Почти до идолопоклонства
Есть и еще одна вещь, над которой следовало бы поразмыслить мистеру Харрису. Он говорит, что «современники не очень уважали Шекспира». Он даже расценивает изречение Джонсона «мало знал латынь и еще меньше греческий» как насмешку, хотя это суждение, несомненно, взято из искреннего панегирика Шекспиру, написанного после его смерти и, безусловно, предназначенного для того, чтобы усилить впечатление громадности природного дарования Шекспира, подчеркнуть, что схоластическая образованность тут ни при чем. Вообще говоря, в каком-то смысле Харрис прав: Шекспира действительно мало ценили его современники, а если на то пошло, то и все последующие поколения тоже. Барочники на Риджент-канале что-то не распевают стихов Шекспира, как, по слухам, распевают гондольеры Венеции стихи Тассо (обычай этот по какой-то причине был отменен на время моего пребывания в Венеции; во всяком случае, при мне ни один гондольер этого не делал.). Шекспир не более популярный драматург, чем Роден – популярный скульптор или Рихард Штраус – популярный композитор. Но Шекспир был, разумеется, не такой простак, чтобы ожидать, что Томы, Дики и Гарри его эпохи будут интересоваться драматической поэзией, равно как Ньютон позднее не ожидал, что они будут интересоваться флюксиями. И когда мы задумываемся – а может быть, Шекспиру не хватало той уверенности, какую все великие люди черпают у своих наиболее одаренных и восприимчивых современников, уверенности в том, что они великие, – то слова Бена Джонсона раз и навсегда кладут конец столь невероятным домыслам: «И я любил этого человека почти до идолопоклонства, как и другие». Отчего, во имя здравого смысла, сделал он оговорку «почти», если не было идолопоклонства, причем настолько чрезмерного, что оно раздражало самого Джонсона и он даже счел нужным отказаться от него? Джонсона-каменщика, вероятно, обижало, когда Шекспир говорил и писал о каменщиках как о существах низших. Наверное, ему казалось немножко несправедливым, что он, человек более образованный и, возможно, более храбрый и сильный физически, был не так уж удачлив и не так любим, как Шекспир. Но, несмотря на это, он восхвалял Шекспира со всем пылом отпущенного ему красноречия; более того, он не переставал любить его «почти до идолопоклонства».

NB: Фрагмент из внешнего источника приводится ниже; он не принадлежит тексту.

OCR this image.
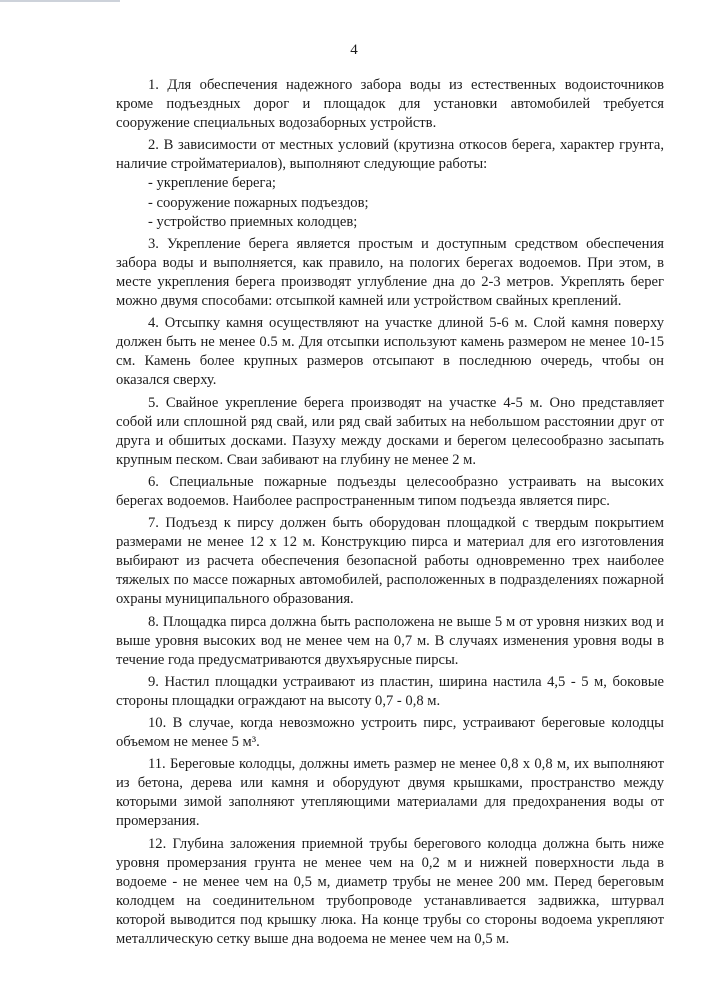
4

1. Для обеспечения надежного забора воды из естественных водоисточников кроме подъездных дорог и площадок для установки автомобилей требуется сооружение специальных водозаборных устройств.

2. В зависимости от местных условий (крутизна откосов берега, характер грунта, наличие стройматериалов), выполняют следующие работы:

- укрепление берега;
- сооружение пожарных подъездов;
- устройство приемных колодцев;

3. Укрепление берега является простым и доступным средством обеспечения забора воды и выполняется, как правило, на пологих берегах водоемов. При этом, в месте укрепления берега производят углубление дна до 2-3 метров. Укреплять берег можно двумя способами: отсыпкой камней или устройством свайных креплений.

4. Отсыпку камня осуществляют на участке длиной 5-6 м. Слой камня поверху должен быть не менее 0.5 м. Для отсыпки используют камень размером не менее 10-15 см. Камень более крупных размеров отсыпают в последнюю очередь, чтобы он оказался сверху.

5. Свайное укрепление берега производят на участке 4-5 м. Оно представляет собой или сплошной ряд свай, или ряд свай забитых на небольшом расстоянии друг от друга и обшитых досками. Пазуху между досками и берегом целесообразно засыпать крупным песком. Сваи забивают на глубину не менее 2 м.

6. Специальные пожарные подъезды целесообразно устраивать на высоких берегах водоемов. Наиболее распространенным типом подъезда является пирс.

7. Подъезд к пирсу должен быть оборудован площадкой с твердым покрытием размерами не менее 12 х 12 м. Конструкцию пирса и материал для его изготовления выбирают из расчета обеспечения безопасной работы одновременно трех наиболее тяжелых по массе пожарных автомобилей, расположенных в подразделениях пожарной охраны муниципального образования.

8. Площадка пирса должна быть расположена не выше 5 м от уровня низких вод и выше уровня высоких вод не менее чем на 0,7 м. В случаях изменения уровня воды в течение года предусматриваются двухъярусные пирсы.

9. Настил площадки устраивают из пластин, ширина настила 4,5 - 5 м, боковые стороны площадки ограждают на высоту 0,7 - 0,8 м.

10. В случае, когда невозможно устроить пирс, устраивают береговые колодцы объемом не менее 5 м³.

11. Береговые колодцы, должны иметь размер не менее 0,8 х 0,8 м, их выполняют из бетона, дерева или камня и оборудуют двумя крышками, пространство между которыми зимой заполняют утепляющими материалами для предохранения воды от промерзания.

12. Глубина заложения приемной трубы берегового колодца должна быть ниже уровня промерзания грунта не менее чем на 0,2 м и нижней поверхности льда в водоеме - не менее чем на 0,5 м, диаметр трубы не менее 200 мм. Перед береговым колодцем на соединительном трубопроводе устанавливается задвижка, штурвал которой выводится под крышку люка. На конце трубы со стороны водоема укрепляют металлическую сетку выше дна водоема не менее чем на 0,5 м.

Следовательно, если уж Джонсон почувствовал необходимость разубедить современников в своей до нелепости преувеличенной оценке Шекспира, то, надо полагать, было немало людей, поклонявшихся Шекспиру так же, как нынче американские дамы поклоняются Падеревскому, и доводивших бардопоклонничество уже при жизни поэта до такого уровня, что более трезвым его поклонникам грозила опасность прослыть глупцами.